FOR IMMEDIATE RELEASE: Feb. 16, 2017
DEP PROVIDES $4 MILLION FOR
ISTOKPOGA MARSH PROJECT
BENEFITING LAKE OKEECHOBEE
~New above-ground containment system will provide water
nutrient removal and agricultural irrigation~
The Istokpoga Marsh Watershed Improvement District recently held a groundbreaking ceremony to celebrate this project.
SEBRING, Fla. - The Florida Department of Environmental Protection provided
$4 million to the Istokpoga Marsh Watershed Improvement District (Marsh District) for the design and construction of the first above-ground containment system in the district, which will provide water storage, nutrient removal and agricultural irrigation. The project was funded through the state's Total Maximum Daily Load (TMDL) water-quality improvement grant program.
"We are proud to work with local communities to provide funding assistance for projects like this, which will not only capture and store stormwater, but also reduce nutrients into Lake Okeechobee, one of our state's most valuable water resources," said Drew Bartlett, DEP deputy secretary for ecosystems restoration.
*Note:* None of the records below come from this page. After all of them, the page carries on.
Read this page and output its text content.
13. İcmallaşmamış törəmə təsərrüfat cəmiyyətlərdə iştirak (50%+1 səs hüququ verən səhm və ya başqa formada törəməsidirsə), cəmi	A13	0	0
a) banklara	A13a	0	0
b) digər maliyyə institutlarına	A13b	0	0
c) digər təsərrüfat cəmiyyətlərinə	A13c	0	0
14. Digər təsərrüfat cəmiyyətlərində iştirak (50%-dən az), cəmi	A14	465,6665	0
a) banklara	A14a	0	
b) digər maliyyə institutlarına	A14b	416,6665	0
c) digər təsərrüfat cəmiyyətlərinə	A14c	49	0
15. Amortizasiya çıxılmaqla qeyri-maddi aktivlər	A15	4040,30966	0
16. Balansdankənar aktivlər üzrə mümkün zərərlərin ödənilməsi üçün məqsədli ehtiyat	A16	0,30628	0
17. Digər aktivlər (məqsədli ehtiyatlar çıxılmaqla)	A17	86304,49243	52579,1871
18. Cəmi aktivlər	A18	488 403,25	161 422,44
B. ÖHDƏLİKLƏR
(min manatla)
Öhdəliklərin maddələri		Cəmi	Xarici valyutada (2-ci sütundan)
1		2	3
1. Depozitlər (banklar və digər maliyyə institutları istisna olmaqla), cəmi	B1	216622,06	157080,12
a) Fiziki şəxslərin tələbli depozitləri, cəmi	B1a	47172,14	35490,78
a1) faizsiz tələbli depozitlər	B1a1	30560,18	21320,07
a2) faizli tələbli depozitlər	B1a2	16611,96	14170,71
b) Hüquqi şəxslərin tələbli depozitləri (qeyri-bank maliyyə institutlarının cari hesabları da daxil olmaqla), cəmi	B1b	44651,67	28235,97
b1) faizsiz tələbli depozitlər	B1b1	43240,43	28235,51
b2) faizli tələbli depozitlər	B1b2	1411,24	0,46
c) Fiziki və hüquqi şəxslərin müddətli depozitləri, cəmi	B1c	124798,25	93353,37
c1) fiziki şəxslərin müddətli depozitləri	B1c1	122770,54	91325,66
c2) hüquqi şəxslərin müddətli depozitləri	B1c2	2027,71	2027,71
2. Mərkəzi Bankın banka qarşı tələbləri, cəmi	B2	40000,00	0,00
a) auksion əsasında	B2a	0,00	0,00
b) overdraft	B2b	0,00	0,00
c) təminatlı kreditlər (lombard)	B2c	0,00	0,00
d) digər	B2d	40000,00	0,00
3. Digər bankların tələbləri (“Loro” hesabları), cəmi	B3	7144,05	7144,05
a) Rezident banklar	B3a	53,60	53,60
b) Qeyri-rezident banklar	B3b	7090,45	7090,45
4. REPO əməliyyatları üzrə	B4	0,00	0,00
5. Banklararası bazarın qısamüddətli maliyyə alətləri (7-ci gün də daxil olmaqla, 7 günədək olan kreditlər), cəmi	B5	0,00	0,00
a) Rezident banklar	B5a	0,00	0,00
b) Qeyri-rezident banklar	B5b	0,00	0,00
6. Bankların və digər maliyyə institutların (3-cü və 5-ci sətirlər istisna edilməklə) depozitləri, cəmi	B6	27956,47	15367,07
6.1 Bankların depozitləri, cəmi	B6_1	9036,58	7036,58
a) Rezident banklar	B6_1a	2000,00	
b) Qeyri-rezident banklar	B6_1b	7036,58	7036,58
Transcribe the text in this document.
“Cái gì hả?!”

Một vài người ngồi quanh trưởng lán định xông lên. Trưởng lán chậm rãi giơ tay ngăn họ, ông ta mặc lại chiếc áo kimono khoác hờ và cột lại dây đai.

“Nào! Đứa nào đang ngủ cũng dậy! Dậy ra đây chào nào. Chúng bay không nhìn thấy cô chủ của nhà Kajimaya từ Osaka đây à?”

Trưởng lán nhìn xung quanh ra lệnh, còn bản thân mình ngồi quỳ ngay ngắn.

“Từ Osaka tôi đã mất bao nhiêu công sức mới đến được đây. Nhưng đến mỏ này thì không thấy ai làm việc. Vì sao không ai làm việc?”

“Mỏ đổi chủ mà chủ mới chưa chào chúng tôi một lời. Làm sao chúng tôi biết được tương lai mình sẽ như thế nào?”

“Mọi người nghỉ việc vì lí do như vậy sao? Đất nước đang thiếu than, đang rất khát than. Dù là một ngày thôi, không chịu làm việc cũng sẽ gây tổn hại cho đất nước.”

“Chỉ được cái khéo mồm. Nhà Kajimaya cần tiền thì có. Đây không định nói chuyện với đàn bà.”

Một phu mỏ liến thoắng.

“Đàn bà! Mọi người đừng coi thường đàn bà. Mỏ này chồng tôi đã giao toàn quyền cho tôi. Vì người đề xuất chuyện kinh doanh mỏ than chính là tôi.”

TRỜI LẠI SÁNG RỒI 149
Recently, the Marsh District held a groundbreaking ceremony for the above-ground structure, which will provide water storage for nearly 300 million gallons of stormwater per year, and remove an estimated 1.5 tons of phosphorous per year from water flowing downstream to the Harney Pond Canal and Lake Okeechobee. Water stored in this structure will be available for irrigation use to local producers during the dry season.
Other funding partners include the Florida Department of Agriculture and Consumer Services, Istokpoga Marsh Watershed Improvement District and the South Florida Water Management District.
"We are grateful to DEP for these grants to help us capture, treat and use excess stormwater," said Clell J. Ford, Highlands County Parks and Natural Resources lakes manager. "This project is a win-win for everyone — local farmers, communities and the environment."
This Istokpoga Marsh water-quality improvement project is located in the Marsh District, which covers 19,420 acres in Highlands County. The Phase 1 project involves
construction of 308 acres of impoundments, consisting of approximately 2.7 miles of levee, to collect runoff irrigation water
and release it back into the district’s system of canals. Reusing
the water will satisfy irrigation demands while reducing the amount of
phosphorus entering Lake Okeechobee. Upon completion, the project is expected to reduce the annual agricultural irrigation discharge from the watershed by 60 percent and cut phosphorus loading into the lake by 70 percent.
Since 2002, the department has awarded more than $114 million in TMDL grants, including $1.4 million to date in fiscal year 2016-17.